John Beausang was a graduate student in the Physics Department. He has worked on a variety of experimental and theoretical problems in tethered particle motion and molecular motors.   John is presently a postdoc at Stanford.

Jason Prentice

Jason Prentice was a graduate student in the Physics Department working on problems in neuroscience. He worked on a variety of theoretical problems including location coding by place cells, and does multi-electrode array experiments.  He was a C.V. Starr Fellow in the Princeton Neurosciences Institute and is currently working in industry in Data Sciences.

Josh Merel

Josh Merel was an undergraduate in the Biological Basis of Behavior program.  His senior thesis involved two directions of research: (1) the statistics of shapes in natural scenes and the representation of shapes in Inferotemporal Cortex, and (2) possible algorithms for goal-directed navigation based on the representation of location by hippocampal place cells.  After  a Ph.D. in Computational Neuroscience at Columbia he moved to Google Deep Mind.

Pavel Konov

Pavel Konov was an undergraduate majoring in Philosophy and Physics.   He worked on population coding in the retina

Gasper Tkacik

was a postdoc in the lab who finished his PhD in Physics at Princeton University in 2007. He is studying how biological networks process information and has applied information theory to understand aspects of retinal processing, early morphogenesis in the fruit fly embryo, and signal transduction in cellular networks. His other research interests include the statistics of natural scenes, collective behaviors in biology, the dynamics of evolutionary adaptation and, recently, questions about the evolution of natural languages.  He is currently a professor and group leader at the Institute for Science and Technology, Austria.

Dutch Ratliff

was a graduate student in the lab.  His thesis was on theoretical models of retinal organization. He was a postdoc in the laboratories of Steve DeVries at Northwestern University and with Alapakkam Sampath at USC.  He is currently a freelance research scientist.

Patrick Garrigan

was a postdoc in the lab.  He worked on the organization of the cone mosaic and efficient coding in the retina.   He is currently a professor at St. Joseph’s University in the psychology department and works on problems in perception.

Bart Borghuis

worked on retinal structure and function. He then worked in the laboratories of Anthony Leonardo at Janelia Farms and Jon Demb at Yale, and is currently a professor at the University of Kentucky.

Prashant Purohit

worked on mechanics of DNA, including DNA looping. He is currently a professor at the School of Engineering and Applied Science at Penn.

Kevin Towles

worked on the DNA looping, including the first principles calculation of looping probability.                                                                            

Igor Kulic

worked on transport in the cytoplasm.
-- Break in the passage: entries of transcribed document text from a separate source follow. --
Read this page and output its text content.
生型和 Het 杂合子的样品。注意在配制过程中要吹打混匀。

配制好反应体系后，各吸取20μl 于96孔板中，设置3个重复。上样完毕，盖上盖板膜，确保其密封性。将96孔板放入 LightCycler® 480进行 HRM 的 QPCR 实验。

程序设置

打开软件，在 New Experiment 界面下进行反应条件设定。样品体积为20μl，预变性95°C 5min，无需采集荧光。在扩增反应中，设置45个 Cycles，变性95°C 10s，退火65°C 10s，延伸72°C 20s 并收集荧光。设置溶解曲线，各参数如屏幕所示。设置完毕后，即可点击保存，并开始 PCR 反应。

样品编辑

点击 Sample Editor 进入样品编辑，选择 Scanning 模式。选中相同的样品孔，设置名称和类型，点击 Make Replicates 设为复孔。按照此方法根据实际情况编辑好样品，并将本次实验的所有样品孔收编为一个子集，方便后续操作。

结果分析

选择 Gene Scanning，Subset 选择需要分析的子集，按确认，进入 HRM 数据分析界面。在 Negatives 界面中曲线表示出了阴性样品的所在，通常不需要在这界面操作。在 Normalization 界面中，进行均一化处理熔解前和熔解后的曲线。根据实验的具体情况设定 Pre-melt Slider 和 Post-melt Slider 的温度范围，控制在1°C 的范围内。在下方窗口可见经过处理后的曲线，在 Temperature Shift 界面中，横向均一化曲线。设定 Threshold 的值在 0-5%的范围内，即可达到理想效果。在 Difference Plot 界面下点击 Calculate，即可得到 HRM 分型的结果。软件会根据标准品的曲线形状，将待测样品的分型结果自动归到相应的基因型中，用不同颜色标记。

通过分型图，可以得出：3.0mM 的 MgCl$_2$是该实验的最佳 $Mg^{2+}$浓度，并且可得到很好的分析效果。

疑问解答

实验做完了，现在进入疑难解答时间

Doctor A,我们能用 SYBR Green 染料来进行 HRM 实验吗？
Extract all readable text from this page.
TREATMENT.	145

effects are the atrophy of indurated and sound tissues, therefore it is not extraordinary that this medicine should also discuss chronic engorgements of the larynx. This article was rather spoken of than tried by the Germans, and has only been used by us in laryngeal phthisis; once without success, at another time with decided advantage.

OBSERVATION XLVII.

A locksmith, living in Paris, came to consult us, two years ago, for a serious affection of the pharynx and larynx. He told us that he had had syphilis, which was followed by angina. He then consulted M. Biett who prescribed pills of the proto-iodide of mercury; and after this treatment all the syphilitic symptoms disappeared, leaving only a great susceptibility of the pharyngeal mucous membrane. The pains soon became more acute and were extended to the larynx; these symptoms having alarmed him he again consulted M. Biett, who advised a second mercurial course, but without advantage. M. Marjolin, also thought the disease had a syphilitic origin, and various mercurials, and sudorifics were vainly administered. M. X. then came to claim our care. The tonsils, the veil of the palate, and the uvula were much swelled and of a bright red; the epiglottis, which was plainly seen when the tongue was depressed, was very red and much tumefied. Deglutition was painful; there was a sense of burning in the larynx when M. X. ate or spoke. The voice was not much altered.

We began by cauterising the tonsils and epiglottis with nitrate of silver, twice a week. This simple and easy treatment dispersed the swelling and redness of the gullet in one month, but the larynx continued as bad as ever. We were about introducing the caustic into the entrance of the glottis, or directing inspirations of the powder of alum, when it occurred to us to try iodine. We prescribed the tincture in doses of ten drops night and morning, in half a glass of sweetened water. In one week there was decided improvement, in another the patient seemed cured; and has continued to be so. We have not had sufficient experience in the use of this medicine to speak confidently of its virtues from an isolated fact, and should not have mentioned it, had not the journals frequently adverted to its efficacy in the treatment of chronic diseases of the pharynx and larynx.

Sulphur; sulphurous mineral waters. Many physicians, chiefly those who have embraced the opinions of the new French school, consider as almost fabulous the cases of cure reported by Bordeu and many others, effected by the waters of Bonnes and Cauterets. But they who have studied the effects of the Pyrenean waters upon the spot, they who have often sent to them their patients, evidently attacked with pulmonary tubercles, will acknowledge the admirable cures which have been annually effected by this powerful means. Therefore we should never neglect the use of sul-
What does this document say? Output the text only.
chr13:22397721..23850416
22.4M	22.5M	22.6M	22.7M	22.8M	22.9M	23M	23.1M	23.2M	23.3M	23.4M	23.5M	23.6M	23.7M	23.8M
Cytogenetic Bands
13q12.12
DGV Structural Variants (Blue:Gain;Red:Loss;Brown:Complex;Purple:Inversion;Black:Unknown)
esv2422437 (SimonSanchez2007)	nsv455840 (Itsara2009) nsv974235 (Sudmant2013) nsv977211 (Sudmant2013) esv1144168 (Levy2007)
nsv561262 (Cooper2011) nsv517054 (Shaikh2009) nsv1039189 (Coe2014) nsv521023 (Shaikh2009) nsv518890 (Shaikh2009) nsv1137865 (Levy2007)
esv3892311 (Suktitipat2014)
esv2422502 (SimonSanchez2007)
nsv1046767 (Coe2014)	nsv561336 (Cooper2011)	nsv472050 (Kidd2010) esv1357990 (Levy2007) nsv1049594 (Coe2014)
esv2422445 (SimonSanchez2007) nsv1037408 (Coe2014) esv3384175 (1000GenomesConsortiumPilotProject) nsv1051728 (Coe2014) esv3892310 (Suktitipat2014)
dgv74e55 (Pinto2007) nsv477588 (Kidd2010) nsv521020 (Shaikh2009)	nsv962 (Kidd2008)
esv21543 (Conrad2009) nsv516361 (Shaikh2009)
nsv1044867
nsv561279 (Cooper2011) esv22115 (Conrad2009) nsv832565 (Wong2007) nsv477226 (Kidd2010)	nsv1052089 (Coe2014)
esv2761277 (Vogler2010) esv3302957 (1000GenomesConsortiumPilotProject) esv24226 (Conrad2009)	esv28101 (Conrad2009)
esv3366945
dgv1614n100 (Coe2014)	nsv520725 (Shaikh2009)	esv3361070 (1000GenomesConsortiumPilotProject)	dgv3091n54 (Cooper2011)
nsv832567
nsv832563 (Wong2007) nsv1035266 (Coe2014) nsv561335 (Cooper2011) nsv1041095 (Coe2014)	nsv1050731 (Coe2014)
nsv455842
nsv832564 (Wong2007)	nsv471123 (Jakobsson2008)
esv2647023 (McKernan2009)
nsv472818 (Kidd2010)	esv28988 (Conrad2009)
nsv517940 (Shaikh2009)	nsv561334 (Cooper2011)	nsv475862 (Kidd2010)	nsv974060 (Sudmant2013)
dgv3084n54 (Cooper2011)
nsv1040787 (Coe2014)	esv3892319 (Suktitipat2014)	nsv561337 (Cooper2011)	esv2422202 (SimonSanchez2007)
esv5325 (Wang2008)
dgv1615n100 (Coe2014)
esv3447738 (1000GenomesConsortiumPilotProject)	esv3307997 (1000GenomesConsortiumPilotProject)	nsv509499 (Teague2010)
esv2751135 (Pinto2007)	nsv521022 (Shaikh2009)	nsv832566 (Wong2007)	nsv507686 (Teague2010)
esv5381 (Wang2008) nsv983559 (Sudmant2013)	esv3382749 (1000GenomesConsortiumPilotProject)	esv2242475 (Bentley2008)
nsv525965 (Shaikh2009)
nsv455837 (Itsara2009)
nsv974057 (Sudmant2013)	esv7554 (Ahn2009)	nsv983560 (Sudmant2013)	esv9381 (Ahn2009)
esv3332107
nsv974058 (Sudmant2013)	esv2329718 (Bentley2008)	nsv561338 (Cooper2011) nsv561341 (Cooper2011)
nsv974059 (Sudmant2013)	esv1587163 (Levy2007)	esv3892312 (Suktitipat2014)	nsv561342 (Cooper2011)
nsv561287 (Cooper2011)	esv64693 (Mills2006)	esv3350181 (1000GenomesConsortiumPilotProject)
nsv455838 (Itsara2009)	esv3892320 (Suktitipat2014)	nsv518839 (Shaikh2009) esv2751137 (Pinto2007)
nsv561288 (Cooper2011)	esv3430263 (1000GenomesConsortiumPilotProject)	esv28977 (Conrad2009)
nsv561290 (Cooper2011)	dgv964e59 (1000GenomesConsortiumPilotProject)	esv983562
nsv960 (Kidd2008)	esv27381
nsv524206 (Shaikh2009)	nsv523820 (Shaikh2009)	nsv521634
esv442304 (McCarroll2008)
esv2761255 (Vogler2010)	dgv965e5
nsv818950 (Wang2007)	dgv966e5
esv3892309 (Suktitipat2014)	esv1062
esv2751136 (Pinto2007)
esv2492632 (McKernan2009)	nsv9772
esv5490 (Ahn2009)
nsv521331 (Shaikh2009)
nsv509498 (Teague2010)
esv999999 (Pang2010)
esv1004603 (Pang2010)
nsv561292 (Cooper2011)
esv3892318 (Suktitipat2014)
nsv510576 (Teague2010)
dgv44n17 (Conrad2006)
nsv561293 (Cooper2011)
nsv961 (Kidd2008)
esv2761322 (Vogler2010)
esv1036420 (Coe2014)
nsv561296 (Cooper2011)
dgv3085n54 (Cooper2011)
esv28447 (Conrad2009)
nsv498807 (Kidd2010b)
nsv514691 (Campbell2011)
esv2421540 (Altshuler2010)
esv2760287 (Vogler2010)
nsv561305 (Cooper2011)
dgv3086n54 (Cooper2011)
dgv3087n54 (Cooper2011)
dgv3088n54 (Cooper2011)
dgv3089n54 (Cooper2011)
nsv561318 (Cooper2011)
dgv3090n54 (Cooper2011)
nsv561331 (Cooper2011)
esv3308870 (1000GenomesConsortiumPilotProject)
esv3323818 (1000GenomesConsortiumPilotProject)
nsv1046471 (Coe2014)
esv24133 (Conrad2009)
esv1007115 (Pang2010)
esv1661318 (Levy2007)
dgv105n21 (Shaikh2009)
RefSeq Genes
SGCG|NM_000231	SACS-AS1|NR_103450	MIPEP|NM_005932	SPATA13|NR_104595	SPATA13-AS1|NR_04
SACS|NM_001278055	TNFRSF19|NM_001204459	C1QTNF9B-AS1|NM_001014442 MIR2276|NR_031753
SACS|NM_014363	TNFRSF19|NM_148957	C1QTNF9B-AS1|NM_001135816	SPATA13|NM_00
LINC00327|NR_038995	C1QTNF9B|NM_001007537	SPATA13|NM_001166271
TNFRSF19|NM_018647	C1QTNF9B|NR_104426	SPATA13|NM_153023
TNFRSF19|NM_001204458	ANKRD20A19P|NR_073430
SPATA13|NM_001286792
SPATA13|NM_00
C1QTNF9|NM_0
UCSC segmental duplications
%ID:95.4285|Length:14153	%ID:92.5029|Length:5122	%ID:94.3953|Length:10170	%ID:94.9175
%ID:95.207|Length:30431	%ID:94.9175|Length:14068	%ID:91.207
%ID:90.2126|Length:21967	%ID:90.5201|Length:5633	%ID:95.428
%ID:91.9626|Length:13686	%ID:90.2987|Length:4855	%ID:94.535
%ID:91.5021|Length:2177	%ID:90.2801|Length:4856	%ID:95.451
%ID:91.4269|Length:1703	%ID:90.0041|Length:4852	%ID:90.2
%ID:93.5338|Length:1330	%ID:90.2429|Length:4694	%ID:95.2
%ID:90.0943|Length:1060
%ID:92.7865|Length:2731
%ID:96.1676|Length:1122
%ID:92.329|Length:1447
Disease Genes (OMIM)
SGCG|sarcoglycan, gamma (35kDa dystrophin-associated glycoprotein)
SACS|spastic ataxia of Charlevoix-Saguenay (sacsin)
He is currently at CNRS in Strasbourg, after his postdoctoral work in the lab of L Mahadevan (Harvard).

Kees Storm

worked on mechanical properties of DNA. He is currently a professor at TU Eindhoven.                                                                                                                               

Yi Chen

worked on repulsion of oppositely-charged colloidal objects.                                                                                                                                                    

J David Moroz

worked on a variety of problems in soft matter physics.                                                                                                                                                                   

Martin Zapotocky

is currently heading a research group at MPI Complex Systems in Dresden.                                                                                                                                                                   

Thomas R. Powers

has worked on the biophysics of membranes and vesicles. He is currently a professor at Brown University.                                                                                                                                                                                 

Eugene Wong

is currently a tenured professor at University of Western Ontario.